Konstanz Auf dem Weg zur Großbaustelle: Vorbereitungen an der Reichenaustraße laufen

Die Vorbereitungen auf einen Baustart an der Reichenaustraße laufen. Auf dem bei Konstanzern bekannten Wembleygelände sollen bis 2019 ein Hotel, ein Tagungs- und Seminarzentrum sowie ein Parkhaus entstehen.

Die Vorbereitungen laufen, der Spatenstich ist für den Sommer geplant. Nach jahrelangem Hin und Her soll an der Reichenaustraße in absehbarer Zeit das neue Tor zur Stadt entstehen. Das sagt Projektentwickler Euroconcept. Er ist bei dem mehr als 60 Millionen Euro teuren Projekt an Verträge gebunden.
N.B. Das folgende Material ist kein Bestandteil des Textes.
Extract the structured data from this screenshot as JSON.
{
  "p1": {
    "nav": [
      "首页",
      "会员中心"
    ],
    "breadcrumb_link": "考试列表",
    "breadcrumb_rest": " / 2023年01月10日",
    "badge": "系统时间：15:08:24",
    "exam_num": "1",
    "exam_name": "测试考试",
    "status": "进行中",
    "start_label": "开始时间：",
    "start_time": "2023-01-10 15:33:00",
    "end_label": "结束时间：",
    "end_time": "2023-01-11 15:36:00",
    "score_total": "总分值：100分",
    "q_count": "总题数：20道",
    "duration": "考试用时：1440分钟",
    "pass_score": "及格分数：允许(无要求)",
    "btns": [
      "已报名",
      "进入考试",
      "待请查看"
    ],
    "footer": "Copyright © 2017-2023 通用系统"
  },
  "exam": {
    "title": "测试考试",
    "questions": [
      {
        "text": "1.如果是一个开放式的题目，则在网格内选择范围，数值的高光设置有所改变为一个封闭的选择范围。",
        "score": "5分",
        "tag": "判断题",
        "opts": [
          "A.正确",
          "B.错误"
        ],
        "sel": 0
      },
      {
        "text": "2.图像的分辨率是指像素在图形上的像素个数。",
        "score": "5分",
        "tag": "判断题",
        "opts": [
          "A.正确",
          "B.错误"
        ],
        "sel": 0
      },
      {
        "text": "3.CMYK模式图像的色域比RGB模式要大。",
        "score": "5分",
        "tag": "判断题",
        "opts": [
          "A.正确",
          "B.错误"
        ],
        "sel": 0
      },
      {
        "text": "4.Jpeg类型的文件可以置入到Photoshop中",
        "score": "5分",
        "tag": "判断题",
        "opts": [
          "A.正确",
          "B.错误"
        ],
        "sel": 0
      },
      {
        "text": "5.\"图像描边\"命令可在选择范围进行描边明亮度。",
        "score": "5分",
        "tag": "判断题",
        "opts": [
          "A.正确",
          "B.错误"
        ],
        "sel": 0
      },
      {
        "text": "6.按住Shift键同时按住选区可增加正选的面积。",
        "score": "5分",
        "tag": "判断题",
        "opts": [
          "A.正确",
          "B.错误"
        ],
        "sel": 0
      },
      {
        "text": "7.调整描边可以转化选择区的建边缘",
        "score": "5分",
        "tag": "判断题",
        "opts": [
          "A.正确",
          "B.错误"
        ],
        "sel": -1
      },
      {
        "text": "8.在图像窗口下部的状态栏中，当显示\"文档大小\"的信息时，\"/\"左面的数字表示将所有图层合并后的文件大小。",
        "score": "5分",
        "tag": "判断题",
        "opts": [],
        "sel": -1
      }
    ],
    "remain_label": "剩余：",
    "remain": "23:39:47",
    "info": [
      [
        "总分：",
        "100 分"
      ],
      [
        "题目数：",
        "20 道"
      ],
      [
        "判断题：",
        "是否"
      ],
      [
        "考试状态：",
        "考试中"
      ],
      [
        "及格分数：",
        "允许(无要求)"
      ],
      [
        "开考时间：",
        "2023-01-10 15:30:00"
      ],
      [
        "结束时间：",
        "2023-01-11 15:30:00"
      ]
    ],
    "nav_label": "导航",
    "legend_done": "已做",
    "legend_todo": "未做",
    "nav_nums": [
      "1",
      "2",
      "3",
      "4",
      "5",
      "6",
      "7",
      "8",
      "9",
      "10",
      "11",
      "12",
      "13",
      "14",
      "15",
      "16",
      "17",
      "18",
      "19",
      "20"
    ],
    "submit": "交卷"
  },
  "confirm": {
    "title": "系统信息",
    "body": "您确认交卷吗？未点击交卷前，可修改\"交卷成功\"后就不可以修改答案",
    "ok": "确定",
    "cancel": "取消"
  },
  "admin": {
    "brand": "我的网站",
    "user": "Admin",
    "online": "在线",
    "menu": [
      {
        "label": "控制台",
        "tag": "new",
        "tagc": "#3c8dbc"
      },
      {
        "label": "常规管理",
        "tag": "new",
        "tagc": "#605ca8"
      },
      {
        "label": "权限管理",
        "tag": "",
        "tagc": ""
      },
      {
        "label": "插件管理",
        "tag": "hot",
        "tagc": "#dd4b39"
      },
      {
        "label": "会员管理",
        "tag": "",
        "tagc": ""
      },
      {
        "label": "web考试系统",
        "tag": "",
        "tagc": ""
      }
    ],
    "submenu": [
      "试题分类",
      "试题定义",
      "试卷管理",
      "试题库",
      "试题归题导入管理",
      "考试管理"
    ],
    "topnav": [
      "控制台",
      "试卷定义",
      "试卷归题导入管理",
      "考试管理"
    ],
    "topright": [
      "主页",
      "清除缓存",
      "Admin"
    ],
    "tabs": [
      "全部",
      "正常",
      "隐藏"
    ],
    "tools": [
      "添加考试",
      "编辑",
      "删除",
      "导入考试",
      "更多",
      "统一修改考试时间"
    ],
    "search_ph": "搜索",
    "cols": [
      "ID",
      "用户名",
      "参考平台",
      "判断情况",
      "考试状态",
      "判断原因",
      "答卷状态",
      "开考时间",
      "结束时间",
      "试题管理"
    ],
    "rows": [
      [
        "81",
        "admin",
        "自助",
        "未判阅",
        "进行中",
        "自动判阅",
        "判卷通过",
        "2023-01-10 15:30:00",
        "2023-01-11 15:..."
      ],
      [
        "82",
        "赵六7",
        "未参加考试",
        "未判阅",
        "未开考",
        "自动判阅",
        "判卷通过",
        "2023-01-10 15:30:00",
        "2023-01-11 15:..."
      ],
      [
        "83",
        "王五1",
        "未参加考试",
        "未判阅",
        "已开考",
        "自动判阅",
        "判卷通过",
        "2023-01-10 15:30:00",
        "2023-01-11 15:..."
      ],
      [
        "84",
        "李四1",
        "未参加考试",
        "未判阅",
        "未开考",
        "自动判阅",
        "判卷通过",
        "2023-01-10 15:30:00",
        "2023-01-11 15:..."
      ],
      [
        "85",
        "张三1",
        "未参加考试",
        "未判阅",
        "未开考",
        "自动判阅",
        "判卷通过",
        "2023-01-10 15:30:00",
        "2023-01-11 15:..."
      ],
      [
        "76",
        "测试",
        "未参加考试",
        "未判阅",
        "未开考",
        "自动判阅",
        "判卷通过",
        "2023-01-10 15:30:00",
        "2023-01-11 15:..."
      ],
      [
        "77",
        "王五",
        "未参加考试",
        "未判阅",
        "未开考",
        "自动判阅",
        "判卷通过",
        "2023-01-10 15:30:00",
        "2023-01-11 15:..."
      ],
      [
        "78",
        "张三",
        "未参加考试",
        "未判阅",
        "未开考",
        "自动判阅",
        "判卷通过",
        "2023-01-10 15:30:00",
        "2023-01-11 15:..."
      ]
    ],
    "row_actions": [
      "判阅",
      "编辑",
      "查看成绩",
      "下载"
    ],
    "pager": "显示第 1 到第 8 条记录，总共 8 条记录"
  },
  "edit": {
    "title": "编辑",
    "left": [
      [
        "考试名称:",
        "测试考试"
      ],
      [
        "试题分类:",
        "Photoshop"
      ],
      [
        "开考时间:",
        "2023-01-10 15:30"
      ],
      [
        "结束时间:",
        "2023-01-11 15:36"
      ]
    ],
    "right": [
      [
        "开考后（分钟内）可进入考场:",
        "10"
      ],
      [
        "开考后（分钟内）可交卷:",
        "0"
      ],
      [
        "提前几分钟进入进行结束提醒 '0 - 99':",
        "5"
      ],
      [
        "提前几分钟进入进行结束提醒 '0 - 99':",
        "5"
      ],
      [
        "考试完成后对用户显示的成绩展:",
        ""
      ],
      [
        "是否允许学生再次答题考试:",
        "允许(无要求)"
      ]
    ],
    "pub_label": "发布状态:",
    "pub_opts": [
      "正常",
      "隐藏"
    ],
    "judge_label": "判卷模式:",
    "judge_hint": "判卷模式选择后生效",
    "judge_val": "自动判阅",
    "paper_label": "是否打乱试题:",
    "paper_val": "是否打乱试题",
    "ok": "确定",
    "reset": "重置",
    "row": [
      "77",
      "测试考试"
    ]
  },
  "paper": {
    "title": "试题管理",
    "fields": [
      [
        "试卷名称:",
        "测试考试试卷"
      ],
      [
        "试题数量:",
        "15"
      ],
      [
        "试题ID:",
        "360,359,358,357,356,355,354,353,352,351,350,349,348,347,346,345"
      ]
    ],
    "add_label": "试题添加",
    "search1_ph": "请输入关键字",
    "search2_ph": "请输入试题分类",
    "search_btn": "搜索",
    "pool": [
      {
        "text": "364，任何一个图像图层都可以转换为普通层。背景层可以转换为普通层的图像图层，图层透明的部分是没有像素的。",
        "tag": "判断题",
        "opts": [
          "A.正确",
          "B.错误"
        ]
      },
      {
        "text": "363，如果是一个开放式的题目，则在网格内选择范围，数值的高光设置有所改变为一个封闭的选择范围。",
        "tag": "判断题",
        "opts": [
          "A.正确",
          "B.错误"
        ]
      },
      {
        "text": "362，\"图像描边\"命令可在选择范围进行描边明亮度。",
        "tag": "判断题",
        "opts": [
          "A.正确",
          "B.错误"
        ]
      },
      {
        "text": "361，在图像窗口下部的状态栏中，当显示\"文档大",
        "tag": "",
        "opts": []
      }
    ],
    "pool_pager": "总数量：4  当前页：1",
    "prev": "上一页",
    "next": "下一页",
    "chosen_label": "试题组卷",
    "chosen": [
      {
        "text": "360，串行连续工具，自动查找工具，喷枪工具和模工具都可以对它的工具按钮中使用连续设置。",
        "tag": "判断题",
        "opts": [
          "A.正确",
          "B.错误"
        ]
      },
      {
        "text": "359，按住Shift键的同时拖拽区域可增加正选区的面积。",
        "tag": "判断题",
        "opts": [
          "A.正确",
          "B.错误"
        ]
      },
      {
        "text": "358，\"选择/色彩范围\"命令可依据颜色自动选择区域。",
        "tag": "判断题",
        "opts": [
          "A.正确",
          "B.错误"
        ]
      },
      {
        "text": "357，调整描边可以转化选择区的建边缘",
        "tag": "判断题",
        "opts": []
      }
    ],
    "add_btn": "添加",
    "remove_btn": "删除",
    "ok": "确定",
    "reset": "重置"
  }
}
Am Rande des Areals zwischen Reichenaustraße und Line-Eidstraße stehen Container der Bregenzer Firma I+R, die Euroconcept als Generalunternehmer verpflichtet hat. Ein großes Banner als Ankündigung auf das Bauvorhaben mit Hotel, Tagungszentrum und Parkhaus ist längst verschwunden. Das sind Zeichen, die als Vorboten für eine baldige Bebauung gelten. Der Projektentwickler wird "die Realisierung aller Baukörper gleichzeitig in Angriff" nehmen, lässt Euroconcept auf Anfrage durch Philipp Webler mitteilen. Der Mitarbeiter des Wirtschaftskontors Rotherbaum aus Hamburg ist zwischenzeitlich zuständig für die Öffentlichkeitsarbeit für das Großprojekt.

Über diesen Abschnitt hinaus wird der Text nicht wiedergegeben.